Sabe-se lá porque a cidade tem o costume de jogar para suas regiões mais detonadas os eventos culturais que pretende sediar.
Deve ser para tentar recuperar a beleza distante de sua história, que brilha sufocada debaixo de uma camada de fuligem que dia após dia a engole. Foi no Centro Histórico de Santos que ocorreu o Santos Café, suas ruas geladas de um inverno repentino perfumadas com o cheiro doce de cafés exóticos.
Não me lembrava com exatidão onde ficavam os Arcos do Valongo. Desci do carro preocupado mas nem tanto, pois já sabia que para achar o caminho de qualquer lugar é só usar os diferentes sentidos de que dispomos fundidos todos num só intuito (e a informação de outros transeuntes, quando nós mesmos não bastamos). Perguntei a um guarda municipal onde ficavam os Arcos, e ele me explicou:
“você segue esse boulevard até o final e pega a direita. Daí segue reto um pouco até passar o Museu Pelé e chegou – é atrás do museu Pelé”.
Prontamente atendi à ordem do oficial, e logo cheguei no destino referido – mas não sem antes ter de dar a volta numa multidão que se aglomerava bem no final do tal boulevard, em frente de um palco que lá estava montado, onde uma banda se apresentava. Quanto mais nos aproximávamos dos Arcos, mais tínhamos certeza de onde brotava o perfume que a cidade usaria naquela noite, e podíamos enfim formar a imagem do que seria o pôr-do-sol daquele fim de tarde: cheio de vapores, em tons de terra.
Uma vez lá dentro, passeamos por todas as mesas de exposição dos artesãos.
Algumas traziam artigos comuns, outras nem tanto – mas o que chamava a atenção mesmo eram os stands de degustação de café, onde pela bagatela de uns poucos minutos de fila se poderia experimentar bebidas quentes que diziam ser café mas não pareciam. Sabe, estou acostumado com os cafés vendidos nos mercados de bairro, torrados até a exumação de sua suavidade. Quando te apresentam algo diferente que é até melhor do que aquilo a que se está habituado, você fica confuso.
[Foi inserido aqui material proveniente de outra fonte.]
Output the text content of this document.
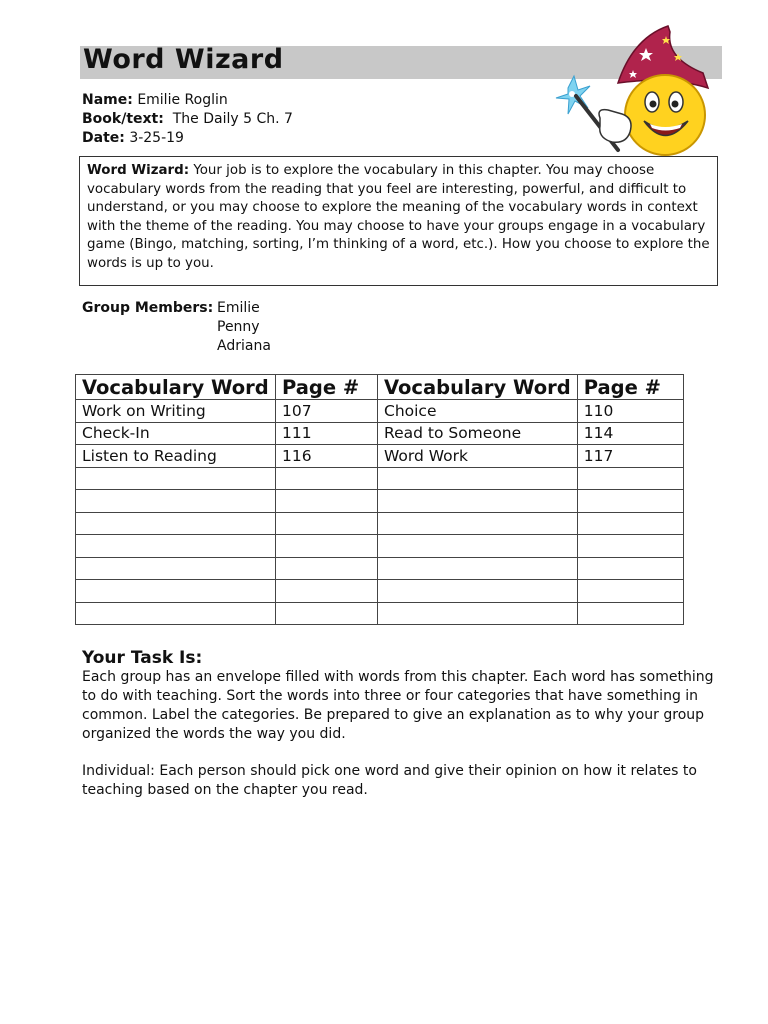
Word Wizard
Name: Emilie Roglin
Book/text: The Daily 5 Ch. 7
Date: 3-25-19
Word Wizard: Your job is to explore the vocabulary in this chapter. You may choose vocabulary words from the reading that you feel are interesting, powerful, and difficult to understand, or you may choose to explore the meaning of the vocabulary words in context with the theme of the reading. You may choose to have your groups engage in a vocabulary game (Bingo, matching, sorting, I’m thinking of a word, etc.). How you choose to explore the words is up to you.
Group Members: Emilie
Penny
Adriana
Vocabulary Word	Page #	Vocabulary Word	Page #
Work on Writing	107	Choice	110
Check-In	111	Read to Someone	114
Listen to Reading	116	Word Work	117

Your Task Is:

Each group has an envelope filled with words from this chapter. Each word has something to do with teaching. Sort the words into three or four categories that have something in common. Label the categories. Be prepared to give an explanation as to why your group organized the words the way you did.

Individual: Each person should pick one word and give their opinion on how it relates to teaching based on the chapter you read.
O maior problema dessa diferença toda de qualidade no consumo é que os sentidos, uma vez embrutecidos pelo pior, te faz pensar das duas, uma, acera do produto que te apresentam como sendo o mais refinado, o melhor, o correto: ou é mentira, ou é frescura. Mas na realidade não é uma coisa nem outra. É técnica. Não acreditei quando ouvi a explicação do complexo método de coagem executado pelo barista de um dos estandes: “estou colocando vinte e uma gramas de café”, dizia, enquanto derramava o pó no coador.
“Tenho algumas variáveis para controlar no ato da coagem: o tempo, a quantidade de pó, o tipo de coador, a temperatura da água, o modo como a derramo – mas existem algumas técnicas a mais que podem deixar seu café ainda melhor: você pode dar uma balançada aqui (e balançou o recipiente do coador, depois bateu sua base na boca da leiteira de vidro onde escorria a bebida) pra assentar melhor o pó que se encontra no fundo; você também pode escaldar o coador antes de jogar o pó, porque assim se tira a química advinda da tintura branca que o colore”
– e mais um infinito de pequenas recomendações, demonstradas por ele com seriedade máxima, como se a vida do mundo inteiro dependesse da qualidade daquele procedimento. Quando chegou a hora da prova eu estava mais confuso que o Suplicy no show do Racionais. Finalmente eu provaria o conteúdo daquela ciência medieval e comprovaria a importância de uma coagem minuciosa.
Dei a primeira golada. Maravilhoso!
Dei a segunda. Ainda maravilhoso. Dei a terceira. Muito bom – mas não se parece nem um pouco com o café Caboclo torradão do mercado. Não há ação esperada diante dessa revelação que não seja a rendição honesta: descobri que coar um café bom, como todas as artes, necessita de um tempo inicial de designorantização. Fazer o quê? É preciso aceitar que aquele cafezinho que mamãe fazia nos tempos de adolescente era, no melhor dos julgamentos, um torrão cheirento que fazia uma água preta cuja função era unicamente acordar a cabeça.
No final das contas me rendi duplamente: eu e minha namorada trouxemos para casa duzentas e cinquenta gramas do tal café dos deuses. O único detalhe é que ficou menos maravilhoso em nossas xícaras: acho que não prestamos muita atenção na aula do barista!